According to researchers from the University of Gothenburg, storms over the waters in Antarctica have produced an outgassing of carbon dioxide into the atmosphere.
The Southern Ocean that surrounds Antarctica plays an important role in the global climate as its waters contain large amounts of carbon dioxide. A new international study, in which researchers from the University of Gothenburg participated, has examined the complex processes driving air-sea fluxes of outgassing of carbon dioxide.
The research group used advanced ocean robots for the study, which provides a better understanding of climate change and can lead to better global climate models.

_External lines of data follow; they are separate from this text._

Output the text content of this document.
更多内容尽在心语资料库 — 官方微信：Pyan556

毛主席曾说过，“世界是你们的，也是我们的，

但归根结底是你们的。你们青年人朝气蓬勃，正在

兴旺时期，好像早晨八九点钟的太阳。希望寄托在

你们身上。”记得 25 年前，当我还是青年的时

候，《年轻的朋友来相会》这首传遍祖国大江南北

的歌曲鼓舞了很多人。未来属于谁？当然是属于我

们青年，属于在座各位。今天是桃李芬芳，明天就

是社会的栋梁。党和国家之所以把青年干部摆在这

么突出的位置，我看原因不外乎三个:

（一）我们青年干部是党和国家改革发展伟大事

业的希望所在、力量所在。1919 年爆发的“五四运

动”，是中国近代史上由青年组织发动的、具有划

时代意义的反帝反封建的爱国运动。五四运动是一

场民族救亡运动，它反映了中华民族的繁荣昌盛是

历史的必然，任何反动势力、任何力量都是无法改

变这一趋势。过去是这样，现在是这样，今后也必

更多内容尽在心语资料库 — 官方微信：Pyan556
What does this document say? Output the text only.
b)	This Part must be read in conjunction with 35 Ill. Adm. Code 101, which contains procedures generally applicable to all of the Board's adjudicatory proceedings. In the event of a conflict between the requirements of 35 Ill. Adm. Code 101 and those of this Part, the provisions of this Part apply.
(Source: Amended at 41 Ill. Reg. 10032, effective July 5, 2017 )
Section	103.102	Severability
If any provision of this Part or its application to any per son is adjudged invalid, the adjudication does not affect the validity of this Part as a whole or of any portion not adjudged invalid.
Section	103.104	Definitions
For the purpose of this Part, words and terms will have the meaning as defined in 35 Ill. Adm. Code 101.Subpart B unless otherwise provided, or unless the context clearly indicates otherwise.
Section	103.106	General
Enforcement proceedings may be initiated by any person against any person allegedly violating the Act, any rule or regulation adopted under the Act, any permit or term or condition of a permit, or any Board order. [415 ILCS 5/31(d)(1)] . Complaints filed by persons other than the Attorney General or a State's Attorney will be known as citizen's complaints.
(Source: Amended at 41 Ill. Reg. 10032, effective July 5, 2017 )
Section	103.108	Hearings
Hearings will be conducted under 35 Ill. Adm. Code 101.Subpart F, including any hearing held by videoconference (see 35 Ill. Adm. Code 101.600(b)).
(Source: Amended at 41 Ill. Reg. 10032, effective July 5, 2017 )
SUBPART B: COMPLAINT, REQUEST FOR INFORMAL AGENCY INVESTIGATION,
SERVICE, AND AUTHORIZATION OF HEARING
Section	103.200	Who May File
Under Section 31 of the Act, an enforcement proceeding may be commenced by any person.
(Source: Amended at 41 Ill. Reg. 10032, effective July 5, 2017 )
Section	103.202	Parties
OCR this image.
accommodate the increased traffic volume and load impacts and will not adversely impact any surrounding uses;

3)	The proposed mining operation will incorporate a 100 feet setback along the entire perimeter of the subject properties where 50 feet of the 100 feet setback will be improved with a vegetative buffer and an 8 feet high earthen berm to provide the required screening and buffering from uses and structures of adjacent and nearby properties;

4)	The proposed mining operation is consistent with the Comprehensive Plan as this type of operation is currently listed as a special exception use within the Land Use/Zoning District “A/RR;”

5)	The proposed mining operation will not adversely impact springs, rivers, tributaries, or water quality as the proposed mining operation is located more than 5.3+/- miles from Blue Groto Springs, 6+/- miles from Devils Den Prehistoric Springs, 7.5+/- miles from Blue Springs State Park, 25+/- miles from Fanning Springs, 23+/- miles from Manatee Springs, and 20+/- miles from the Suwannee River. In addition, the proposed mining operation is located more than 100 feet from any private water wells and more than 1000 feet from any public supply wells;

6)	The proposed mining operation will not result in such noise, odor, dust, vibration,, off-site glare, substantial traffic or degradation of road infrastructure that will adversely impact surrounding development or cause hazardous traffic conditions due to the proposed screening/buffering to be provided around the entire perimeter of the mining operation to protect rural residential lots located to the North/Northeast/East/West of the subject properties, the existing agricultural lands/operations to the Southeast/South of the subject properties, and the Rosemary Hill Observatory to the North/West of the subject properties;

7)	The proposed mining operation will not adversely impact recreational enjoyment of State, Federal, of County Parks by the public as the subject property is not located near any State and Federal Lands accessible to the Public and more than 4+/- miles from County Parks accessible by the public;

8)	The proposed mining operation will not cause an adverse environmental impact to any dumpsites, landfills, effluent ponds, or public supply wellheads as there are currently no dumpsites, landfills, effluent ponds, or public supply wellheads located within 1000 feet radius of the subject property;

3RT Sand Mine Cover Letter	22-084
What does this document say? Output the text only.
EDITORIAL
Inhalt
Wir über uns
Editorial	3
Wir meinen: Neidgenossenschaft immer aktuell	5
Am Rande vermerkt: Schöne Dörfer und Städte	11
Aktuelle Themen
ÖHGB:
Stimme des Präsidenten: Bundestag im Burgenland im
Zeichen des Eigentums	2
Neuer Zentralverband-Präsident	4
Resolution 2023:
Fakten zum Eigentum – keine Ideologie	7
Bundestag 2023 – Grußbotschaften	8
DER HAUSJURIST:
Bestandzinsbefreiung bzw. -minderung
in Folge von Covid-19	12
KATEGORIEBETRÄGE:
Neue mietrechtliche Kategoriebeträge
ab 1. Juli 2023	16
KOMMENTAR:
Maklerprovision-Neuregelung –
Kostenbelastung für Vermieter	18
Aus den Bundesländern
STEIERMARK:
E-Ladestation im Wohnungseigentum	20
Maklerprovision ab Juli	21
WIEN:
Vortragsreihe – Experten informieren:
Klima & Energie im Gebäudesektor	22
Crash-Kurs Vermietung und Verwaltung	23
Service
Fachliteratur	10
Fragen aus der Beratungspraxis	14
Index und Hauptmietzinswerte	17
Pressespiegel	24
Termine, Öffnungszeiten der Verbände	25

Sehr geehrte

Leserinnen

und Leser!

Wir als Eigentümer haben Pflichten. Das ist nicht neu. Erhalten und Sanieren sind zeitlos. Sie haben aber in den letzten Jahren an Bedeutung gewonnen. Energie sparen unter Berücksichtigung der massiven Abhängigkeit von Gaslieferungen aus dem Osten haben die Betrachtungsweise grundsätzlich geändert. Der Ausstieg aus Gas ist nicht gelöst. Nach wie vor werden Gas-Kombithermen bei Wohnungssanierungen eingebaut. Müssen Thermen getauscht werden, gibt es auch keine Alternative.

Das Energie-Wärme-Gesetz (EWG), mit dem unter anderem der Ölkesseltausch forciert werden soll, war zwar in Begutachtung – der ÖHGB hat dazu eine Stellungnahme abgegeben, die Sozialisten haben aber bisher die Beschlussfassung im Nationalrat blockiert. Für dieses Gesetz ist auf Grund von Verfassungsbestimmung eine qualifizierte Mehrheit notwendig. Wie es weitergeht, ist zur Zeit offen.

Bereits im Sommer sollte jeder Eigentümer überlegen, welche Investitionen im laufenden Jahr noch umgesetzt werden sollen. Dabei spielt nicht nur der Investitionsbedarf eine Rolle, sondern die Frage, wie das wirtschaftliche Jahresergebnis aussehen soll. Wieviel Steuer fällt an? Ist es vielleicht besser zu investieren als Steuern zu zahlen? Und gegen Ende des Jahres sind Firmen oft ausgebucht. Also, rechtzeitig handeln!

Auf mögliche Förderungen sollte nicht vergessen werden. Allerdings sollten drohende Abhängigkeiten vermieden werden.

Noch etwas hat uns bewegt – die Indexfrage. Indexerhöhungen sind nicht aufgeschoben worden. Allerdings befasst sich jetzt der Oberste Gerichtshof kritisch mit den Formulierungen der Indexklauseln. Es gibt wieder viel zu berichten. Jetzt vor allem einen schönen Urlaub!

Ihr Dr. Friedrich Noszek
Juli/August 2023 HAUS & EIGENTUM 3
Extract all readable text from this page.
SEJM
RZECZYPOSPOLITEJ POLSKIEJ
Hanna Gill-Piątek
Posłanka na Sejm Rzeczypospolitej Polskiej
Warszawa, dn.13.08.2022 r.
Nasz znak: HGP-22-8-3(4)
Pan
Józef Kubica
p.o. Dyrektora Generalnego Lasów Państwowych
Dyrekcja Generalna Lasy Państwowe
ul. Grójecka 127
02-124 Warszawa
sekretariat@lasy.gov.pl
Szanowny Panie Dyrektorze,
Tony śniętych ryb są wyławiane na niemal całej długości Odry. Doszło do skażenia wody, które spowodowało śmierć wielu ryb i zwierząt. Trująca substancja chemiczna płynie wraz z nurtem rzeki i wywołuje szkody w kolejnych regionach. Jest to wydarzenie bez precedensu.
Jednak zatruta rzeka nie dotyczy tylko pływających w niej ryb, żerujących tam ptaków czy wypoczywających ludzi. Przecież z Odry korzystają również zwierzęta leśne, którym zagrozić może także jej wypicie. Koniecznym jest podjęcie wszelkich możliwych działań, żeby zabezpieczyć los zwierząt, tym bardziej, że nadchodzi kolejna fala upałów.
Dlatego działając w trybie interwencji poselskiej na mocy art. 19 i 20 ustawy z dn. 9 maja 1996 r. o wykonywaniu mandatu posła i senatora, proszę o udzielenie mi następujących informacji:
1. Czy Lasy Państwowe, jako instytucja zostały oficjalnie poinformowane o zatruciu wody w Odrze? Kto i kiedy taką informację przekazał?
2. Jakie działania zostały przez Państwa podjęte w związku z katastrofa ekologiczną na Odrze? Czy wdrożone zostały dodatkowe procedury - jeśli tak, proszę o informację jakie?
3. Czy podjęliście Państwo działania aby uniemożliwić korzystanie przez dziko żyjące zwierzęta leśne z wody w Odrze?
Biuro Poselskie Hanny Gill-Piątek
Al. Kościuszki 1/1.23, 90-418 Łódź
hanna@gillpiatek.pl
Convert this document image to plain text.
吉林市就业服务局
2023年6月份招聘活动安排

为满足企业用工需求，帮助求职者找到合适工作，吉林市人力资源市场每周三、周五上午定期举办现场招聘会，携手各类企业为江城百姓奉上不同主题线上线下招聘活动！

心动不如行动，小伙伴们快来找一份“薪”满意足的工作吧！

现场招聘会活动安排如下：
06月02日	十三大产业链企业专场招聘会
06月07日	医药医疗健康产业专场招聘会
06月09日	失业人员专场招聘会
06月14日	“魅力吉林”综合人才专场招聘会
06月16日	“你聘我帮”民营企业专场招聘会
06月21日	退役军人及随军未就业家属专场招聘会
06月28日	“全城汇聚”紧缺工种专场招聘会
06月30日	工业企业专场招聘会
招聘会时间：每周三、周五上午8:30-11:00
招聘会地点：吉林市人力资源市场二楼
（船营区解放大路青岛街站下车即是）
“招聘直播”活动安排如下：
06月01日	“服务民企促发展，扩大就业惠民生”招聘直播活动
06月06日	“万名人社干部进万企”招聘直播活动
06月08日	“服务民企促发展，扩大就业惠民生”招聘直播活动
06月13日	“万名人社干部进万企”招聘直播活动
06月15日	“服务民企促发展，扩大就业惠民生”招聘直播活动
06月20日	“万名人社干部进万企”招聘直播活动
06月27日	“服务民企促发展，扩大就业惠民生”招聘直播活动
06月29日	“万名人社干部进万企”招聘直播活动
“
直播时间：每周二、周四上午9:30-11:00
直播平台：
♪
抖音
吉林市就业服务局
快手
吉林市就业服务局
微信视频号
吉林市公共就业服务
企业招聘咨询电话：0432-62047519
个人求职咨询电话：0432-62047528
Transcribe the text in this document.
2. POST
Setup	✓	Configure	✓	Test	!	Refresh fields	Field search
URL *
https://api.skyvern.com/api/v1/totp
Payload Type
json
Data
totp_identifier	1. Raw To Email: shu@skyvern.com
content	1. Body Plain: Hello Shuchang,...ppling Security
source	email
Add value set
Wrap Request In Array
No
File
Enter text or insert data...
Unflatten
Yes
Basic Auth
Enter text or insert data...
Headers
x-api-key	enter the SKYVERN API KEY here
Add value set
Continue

Storms bring carbon dioxide-rich waters to the surface
The research group is now delivering new findings that give more information on Antarctica’s important role in climate change.
“We show how the intense storms that often occur in the region increase ocean mixing and bring carbon dioxide-rich waters from the deep to the surface,” explained Sebastiaan Swart, professor of oceanography at the University of Gothenburg, and co-author of the study. “This drives an outgassing of carbon dioxide from the ocean to the atmosphere. There has been a lack of knowledge about these complex processes, so the study is an important key in understanding the Southern Ocean’s significance for the climate and the global carbon budget.”
Research of the outgassing of carbon dioxide
Half of all carbon dioxide bound in the world’s oceans can be found in the Southern Ocean. At the same time, climate change is expected to result in more intense storms in the future. Therefore, it is vital to understand the storms’ impact on the outgassing of carbon dioxide into the atmosphere.
“This knowledge is necessary to be able to make more accurate predictions about future climate change. Currently, these environmental processes are not captured by global climate models,” commented Marcel du Plessis at the University of Gothenburg, who also participated in the study.
Pioneering ocean robotics
Measuring the inaccessible and stormy waters around Antarctica for long periods of time is extremely difficult. The researchers tackled this challenge by utilising unique robot technology. For several months, autonomous ocean robots, including drones and ocean gliders, collected data from the surface and through to depths of one kilometre.
“This pioneering technology gave us the opportunity to collect data with long endurance, which would not have been possible via a research vessel. Thanks to these ocean robots we can now fill important knowledge gaps and gain a better understanding of the importance of the ocean for the climate,” concluded Swart.